Nice! This is definitely a big boost for Windows users who, we now think, had never been experiencing the SIMD speedup that had been enabled by default on Linux & OSX when running on x86_64 compatible CPUs.

Are you further able to see any measurable difference between sse2 and sse4.1?

lgritz avatar Sep 12 '22 02:09 lgritz

Sorry, SSE2 support was previously enabled by default on Windows but not SSE4. Those numbers were showing the difference between SIMD being completely disabled and enabled.

Here are the numbers with just SSE2 enabled:

4096x2160 RGB file, ZIP compression: 0.5266201 seconds
4096x2160 RGB file, DWAA compression: 0.2167863 seconds

The only SSE4 code is in the ZIP decompressor so it just provides a small speedup for reading ZIP files on Windows.

Maybe I misunderstood, did we want the SIMD options to be completely off by default for portability? SSE2 and SSE4 both seem old enough they are safe assumptions, and with a bit more work I could add runtime checking just in case.

darbyjohnston avatar Sep 13 '22 01:09 darbyjohnston

Hi, sorry for the churn on this PR, I just updated it with more changes. I added runtime CPU detection for SSE2 and SSE4.1 in the ZIP code, similar to how the DWA code works. I also enabled SSE4.1 when the compiler is Visual Studio and the processor is x86 or x64 (which is how SSE2 currently works). I think with these changes the CMake options aren't needed?
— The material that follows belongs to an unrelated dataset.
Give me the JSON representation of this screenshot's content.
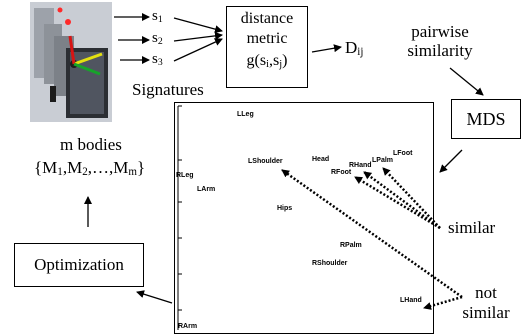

The SSE code will be compiled when possible on the host machine and enabled/disabled at runtime for the client machines, so everything happens automatically.

If these changes seem reasonable I can also add the runtime CPU detection for the only other place I think SSE is currently used, in ImfScanLineInputFile.cpp.

darbyjohnston avatar Sep 19 '22 00:09 darbyjohnston

Thanks for taking the time to review the changes, is there anything else I need to do for the code to be merged?

darbyjohnston avatar Oct 03 '22 18:10 darbyjohnston

Apologies for the delay, and thanks for the contribution! Merging now.

cary-ilm avatar Oct 11 '22 22:10 cary-ilm